According to the Internal Revenue Service Code, 501(c)(3) and 501(c)(4) organizations are nonprofit organizations that are exempt from paying federal income tax. 501(c)(3) organizations are either a public charity, private foundation or private operating foundation with open membership whereas 501(c)(4) organizations are civic leagues or associations operated exclusively for the promotion of social welfare or local associations of employees with limited membership.
When it comes to lobbying and political activity, 501(c)(3) organizations can appeal directly to legislative bodies and representatives and may support issue-based legislation. However, they must notify the IRS of their intent to lobby by filing form 5768, which formally informs the federal government that one has elected to use the expenditure test to have the organization’s lobbying activity measured. Under this test, lobbying capacity is typically limited to spending less than 5 to 20% of the organizational budget on lobbying activities, depending on the size of your organization.

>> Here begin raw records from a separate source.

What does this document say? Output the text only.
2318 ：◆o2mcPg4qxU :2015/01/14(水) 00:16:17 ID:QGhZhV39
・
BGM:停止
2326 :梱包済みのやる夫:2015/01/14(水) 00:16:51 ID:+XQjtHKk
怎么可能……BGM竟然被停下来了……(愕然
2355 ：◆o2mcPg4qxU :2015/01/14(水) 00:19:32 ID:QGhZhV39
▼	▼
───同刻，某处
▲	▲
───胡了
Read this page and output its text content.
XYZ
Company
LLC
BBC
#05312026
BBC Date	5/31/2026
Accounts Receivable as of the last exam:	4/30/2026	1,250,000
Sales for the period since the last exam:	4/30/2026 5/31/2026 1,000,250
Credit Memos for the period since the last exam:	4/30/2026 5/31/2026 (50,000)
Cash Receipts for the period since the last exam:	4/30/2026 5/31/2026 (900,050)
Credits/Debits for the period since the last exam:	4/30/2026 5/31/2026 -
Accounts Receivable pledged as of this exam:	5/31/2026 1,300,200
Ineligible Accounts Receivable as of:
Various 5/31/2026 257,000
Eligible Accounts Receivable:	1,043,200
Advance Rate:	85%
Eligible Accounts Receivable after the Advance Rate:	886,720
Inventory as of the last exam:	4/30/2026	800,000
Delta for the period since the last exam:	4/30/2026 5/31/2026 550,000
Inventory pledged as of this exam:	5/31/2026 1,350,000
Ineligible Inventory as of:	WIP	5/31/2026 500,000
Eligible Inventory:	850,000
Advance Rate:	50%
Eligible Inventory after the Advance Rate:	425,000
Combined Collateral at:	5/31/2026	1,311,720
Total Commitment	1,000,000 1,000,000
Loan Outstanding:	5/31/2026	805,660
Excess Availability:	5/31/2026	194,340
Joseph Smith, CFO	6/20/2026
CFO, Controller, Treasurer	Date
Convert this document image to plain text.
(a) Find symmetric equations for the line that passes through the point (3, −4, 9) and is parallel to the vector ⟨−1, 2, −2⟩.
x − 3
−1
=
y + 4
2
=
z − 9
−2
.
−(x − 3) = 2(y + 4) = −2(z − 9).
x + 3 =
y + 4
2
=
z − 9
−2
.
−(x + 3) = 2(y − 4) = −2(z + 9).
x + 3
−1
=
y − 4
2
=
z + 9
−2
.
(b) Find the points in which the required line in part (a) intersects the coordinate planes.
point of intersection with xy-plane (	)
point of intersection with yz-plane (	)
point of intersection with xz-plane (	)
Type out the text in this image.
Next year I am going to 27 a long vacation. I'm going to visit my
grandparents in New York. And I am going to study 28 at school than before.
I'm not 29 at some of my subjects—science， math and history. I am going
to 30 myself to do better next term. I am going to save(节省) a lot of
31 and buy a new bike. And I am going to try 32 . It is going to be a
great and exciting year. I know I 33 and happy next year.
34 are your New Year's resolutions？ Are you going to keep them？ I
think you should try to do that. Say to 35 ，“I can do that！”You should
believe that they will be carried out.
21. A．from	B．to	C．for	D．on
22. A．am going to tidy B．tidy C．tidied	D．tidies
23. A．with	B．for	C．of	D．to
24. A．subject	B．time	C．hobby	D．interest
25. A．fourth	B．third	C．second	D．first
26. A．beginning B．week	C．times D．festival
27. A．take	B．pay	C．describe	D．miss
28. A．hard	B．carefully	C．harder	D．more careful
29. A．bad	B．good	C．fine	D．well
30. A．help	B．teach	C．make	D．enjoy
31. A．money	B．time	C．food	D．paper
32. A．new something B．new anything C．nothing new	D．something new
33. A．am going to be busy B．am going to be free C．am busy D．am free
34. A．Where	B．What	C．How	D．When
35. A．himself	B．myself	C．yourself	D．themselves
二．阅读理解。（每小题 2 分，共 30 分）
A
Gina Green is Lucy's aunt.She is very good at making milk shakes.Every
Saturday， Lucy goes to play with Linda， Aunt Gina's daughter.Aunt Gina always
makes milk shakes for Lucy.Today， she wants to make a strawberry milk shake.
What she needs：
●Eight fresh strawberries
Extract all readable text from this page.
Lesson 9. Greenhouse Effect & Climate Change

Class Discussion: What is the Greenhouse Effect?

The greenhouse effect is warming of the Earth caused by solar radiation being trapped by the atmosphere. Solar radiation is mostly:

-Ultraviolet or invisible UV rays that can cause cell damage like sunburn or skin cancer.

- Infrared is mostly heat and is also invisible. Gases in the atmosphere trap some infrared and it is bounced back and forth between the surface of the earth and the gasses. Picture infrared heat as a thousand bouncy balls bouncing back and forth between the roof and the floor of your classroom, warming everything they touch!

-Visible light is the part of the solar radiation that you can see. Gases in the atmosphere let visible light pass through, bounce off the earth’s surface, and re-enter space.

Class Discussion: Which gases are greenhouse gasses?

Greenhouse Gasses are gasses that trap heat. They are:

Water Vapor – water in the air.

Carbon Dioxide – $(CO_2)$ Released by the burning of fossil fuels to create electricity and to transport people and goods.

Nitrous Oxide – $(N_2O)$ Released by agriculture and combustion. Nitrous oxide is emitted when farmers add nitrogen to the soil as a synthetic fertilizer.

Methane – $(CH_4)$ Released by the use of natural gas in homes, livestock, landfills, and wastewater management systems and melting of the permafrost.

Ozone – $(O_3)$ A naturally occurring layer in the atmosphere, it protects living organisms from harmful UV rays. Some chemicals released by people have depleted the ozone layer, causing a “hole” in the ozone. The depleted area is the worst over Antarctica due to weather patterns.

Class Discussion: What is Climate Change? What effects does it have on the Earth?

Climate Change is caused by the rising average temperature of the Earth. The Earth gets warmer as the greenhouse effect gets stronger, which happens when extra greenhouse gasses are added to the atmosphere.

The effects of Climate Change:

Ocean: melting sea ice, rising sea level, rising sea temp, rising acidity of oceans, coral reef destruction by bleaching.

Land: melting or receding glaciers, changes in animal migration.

501(c)(4) organizations can engage in unlimited lobbying so long as it pertains to the organization’s mission. 501(c)(3) organizations are not permitted to engage in political activity, endorse or oppose political candidates, or donate money or time to political campaigns, but 501(c)(4) organizations can do all of the above.
In regards to supporting these organizations, donations made to 501(c)(3) organizations are deductible to the full extent of the law as charitable contributions. Donations made to 501(c)(4) organizations are not deductible, though some businesses who make these contributions often write them off as advertising or business expenses. (Please consult your accountant.)
Which should you choose, a 501(c)(3) or a 501(c)(4)?
If you are planning on doing limited or no lobbying, then you should choose the 501(c)(3) status so donors can benefit from giving to your organization. However, if your organization will be doing a lot of lobbying or any campaigning, you should form a 501(c)(4) to inoculate yourself from any charges of violating your 501(c)(3) status.
If you want the best of both worlds, you can have two separate but affiliated organizations – one a charitable 501(c)(3) and the other a 501(c)(4) lobbying arm. Many trade organizations lobby extensively on behalf of their members, but have an affiliated 501(c)(3) foundation for charitable giving and educational purposes.
Some examples of 501(c)(3) organizations include charities and educational institutions such as The Global Fund for Children and The Stella Adler Studio of Acting. Examples of 501(c)(4) organizations include unions, fraternal organizations and trade associations.